July Child Tax Credit Update: Here’s How to Prepare for the IRS Portal Opening

With 39 million U.S. families slated to benefit from the expanded child tax credit, millions of parents are waiting for information on how they can ensure they receive the credits once the IRS starts sending checks on July 15th. In addition to sending the checks, the IRS says it unveil a pair of portals for taxpayers before July 1 to be used for credit.

The IRS is developing a portal that will allow parents to choose whether they want the monthly cash payments they’re entitled to, or if they just want to receive the full tax credit in 2021. You can also update your information personal information for qualifying life events, such as the birth of a child or marriage, that could change your income levels or other qualifying markers.

While details on how the portals work have not been released – especially for those that don’t file annual fees – parents can always prepare in advance for how they want to approach credits. There are a handful of things to consider before the portals go live and a decision on how to receive the money is made.

Who qualifies?

The credit was extended when the American Rescue Plan was enacted in March and went from $ 2,000 per child to $ 3,000 for each child aged 6 to 17, and to $ 3,600 for children under 6 years.

Income thresholds based on your tax returns determine whether you qualify for the extended credit and how much you can receive, but there is no limit to the number of children you can receive as long as you are eligible for the credit.

The IRS uses your 2019 or 2020 tax returns to determine your qualifying status.

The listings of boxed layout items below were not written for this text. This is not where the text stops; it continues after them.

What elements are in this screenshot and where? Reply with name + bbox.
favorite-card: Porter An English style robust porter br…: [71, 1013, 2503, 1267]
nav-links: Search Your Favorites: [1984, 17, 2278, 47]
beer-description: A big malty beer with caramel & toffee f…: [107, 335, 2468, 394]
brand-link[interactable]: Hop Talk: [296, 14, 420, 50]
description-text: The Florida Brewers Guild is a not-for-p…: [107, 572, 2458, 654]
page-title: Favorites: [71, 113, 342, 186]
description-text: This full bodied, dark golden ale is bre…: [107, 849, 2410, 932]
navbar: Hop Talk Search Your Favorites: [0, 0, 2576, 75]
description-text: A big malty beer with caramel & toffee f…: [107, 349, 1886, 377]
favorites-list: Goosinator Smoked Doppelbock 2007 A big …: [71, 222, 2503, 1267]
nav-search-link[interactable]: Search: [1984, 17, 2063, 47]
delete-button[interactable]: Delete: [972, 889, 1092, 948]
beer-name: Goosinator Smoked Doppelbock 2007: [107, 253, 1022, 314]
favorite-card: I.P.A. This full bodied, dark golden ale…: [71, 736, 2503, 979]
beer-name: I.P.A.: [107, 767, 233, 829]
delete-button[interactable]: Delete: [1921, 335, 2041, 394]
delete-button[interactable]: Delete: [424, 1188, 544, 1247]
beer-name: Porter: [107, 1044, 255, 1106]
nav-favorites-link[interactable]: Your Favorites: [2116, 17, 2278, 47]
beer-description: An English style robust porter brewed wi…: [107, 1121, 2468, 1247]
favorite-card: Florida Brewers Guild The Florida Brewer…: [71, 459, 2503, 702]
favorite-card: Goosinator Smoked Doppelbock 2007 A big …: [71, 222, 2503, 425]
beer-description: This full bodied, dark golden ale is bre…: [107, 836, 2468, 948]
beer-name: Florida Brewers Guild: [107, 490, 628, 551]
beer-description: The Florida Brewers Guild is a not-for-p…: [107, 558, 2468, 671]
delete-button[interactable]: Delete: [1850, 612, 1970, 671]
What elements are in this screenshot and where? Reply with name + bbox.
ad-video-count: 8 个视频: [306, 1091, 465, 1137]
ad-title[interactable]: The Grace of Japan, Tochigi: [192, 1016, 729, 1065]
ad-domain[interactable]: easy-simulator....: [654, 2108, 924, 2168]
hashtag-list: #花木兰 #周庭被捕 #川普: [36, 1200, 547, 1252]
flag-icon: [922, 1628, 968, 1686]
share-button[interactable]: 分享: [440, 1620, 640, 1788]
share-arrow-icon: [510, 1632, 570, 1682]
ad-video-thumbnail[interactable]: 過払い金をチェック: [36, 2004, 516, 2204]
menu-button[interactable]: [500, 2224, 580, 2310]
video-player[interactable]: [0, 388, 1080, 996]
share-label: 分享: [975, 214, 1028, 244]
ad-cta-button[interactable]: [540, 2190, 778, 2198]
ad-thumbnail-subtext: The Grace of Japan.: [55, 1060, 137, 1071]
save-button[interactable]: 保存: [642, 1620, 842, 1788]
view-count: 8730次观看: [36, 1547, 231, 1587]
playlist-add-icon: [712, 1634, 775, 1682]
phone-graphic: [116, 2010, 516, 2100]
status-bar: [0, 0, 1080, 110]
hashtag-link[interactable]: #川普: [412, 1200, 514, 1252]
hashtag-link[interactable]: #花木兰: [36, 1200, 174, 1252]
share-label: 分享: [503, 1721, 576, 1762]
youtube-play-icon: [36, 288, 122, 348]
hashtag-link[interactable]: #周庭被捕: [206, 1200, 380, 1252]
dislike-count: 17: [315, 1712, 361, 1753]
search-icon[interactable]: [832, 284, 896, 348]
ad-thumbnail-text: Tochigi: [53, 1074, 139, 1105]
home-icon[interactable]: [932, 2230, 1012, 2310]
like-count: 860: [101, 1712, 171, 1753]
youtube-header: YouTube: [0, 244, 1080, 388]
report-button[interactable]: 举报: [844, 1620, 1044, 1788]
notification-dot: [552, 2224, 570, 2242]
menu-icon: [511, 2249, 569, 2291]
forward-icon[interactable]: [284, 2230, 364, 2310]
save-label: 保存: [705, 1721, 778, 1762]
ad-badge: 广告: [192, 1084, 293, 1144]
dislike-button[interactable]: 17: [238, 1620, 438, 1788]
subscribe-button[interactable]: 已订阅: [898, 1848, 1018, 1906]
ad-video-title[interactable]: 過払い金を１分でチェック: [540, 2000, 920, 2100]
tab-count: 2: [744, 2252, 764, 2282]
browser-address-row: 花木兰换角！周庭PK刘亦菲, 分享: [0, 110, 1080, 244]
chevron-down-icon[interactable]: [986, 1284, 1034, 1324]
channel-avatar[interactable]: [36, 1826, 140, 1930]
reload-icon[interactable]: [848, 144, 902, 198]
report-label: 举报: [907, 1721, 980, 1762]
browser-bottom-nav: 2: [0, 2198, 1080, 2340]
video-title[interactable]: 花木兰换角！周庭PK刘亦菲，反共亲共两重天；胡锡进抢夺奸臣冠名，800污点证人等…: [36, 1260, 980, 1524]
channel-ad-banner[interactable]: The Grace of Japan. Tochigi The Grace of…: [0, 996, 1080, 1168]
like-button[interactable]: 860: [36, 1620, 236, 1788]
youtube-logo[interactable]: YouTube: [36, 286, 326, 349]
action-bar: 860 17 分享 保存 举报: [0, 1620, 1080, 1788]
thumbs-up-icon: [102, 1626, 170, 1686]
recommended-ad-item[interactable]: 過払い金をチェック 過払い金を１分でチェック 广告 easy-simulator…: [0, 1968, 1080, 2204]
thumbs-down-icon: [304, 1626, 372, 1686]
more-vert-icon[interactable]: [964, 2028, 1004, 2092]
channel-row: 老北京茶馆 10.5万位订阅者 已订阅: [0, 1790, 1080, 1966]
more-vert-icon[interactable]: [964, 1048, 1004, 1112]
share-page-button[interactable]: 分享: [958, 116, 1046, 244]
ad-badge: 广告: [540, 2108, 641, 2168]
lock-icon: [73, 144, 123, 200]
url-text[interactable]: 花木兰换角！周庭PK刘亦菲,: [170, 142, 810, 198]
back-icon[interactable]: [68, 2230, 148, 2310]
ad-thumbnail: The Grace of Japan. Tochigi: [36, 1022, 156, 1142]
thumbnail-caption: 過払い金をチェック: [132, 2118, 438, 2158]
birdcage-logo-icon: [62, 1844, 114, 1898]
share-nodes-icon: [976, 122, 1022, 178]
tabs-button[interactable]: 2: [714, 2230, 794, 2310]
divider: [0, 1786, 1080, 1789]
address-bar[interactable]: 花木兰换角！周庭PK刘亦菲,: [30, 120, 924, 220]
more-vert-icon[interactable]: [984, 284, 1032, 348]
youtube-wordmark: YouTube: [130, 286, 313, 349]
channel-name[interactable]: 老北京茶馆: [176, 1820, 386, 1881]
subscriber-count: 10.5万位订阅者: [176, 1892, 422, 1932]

If you’ve already submitted your 2020 tax return, you don’t need to do anything else as the IRS will review it and determine your eligibility. If you haven’t filed for 2020, your 2019 returns will be used, but you can request an adjustment (more details below).

For a single person, their adjusted gross income cannot exceed $ 75,000 per year in order to receive full credit. Heads of household can earn up to $ 112,500 while receiving full credit. Anyone earning more than this will not be eligible for the larger credit.

Married couples, those filing jointly, or eligible widows or widowers will receive the full benefit if the combined adjusted gross income is less than $ 150,000. The adjusted gross earnings above will have their credit reduced by $ 50 for every $ 1,000 above the threshold.

For single filers with income of $ 200,000 or less and joint filers with income of $ 400,000 or less, you can still claim the previous child tax credit of $ 2,000 per child.

Changes in your qualification status

Again, the final details were not disclosed, but the IRS has confirmed that parents will be able to submit qualifying income changes to the department in order to receive more benefits. These can include changes in income status, the birth of a new child, reporting status (such as getting married) and more.

These changes could dramatically change the amount of money you receive for credit or whether you are now eligible for credit. Especially if you haven’t yet declared your 2020 taxes and your income has changed from 2019 to 2020.

The IRS should publish more information on how to submit these changes once the portals are open.

How do you want to receive the credit?

Once your eligibility is known, you’ll want to think about how you want to receive the credit. Before the credit expansion, parents would receive the money in the form of a credit on their taxes. With the new rules in place, you can choose to receive half of the credit in the form of six monthly installments that will be sent directly to you from July 15 until the end of the year.

For example, an eligible family of five with three children aged 6 to 17 would receive $ 750 per month for a total of $ 4,500 in payments. The remaining $ 4,500 would then be applied as a credit on the family’s 2021 income tax return.

However, if this family prefers to receive the full extended credit in their 2021 tax return, they will be able to make this choice through the portal. The IRS would then credit the family with $ 9,000 on next year’s returns and they would not receive a monthly payment.

The IRS has not said whether parents will be able to make a monthly choice about how they wish to receive the money, so you may want to consider the impact of both options on your finances for the rest of the year. the year before you make your choice.

Checks should be sent on the 15th of each month, unless the 15th falls on a statutory holiday.

Could the expansion extend beyond this year?

While the credit extension is currently only scheduled for this year, President Joe Biden has offered to extend the extension until 2025 as part of his draft U.S. plan for families. Many elected officials have shown their support for the plan, but some say it is not enough and have introduced legislation that would make the expansion permanent, according to CNBC.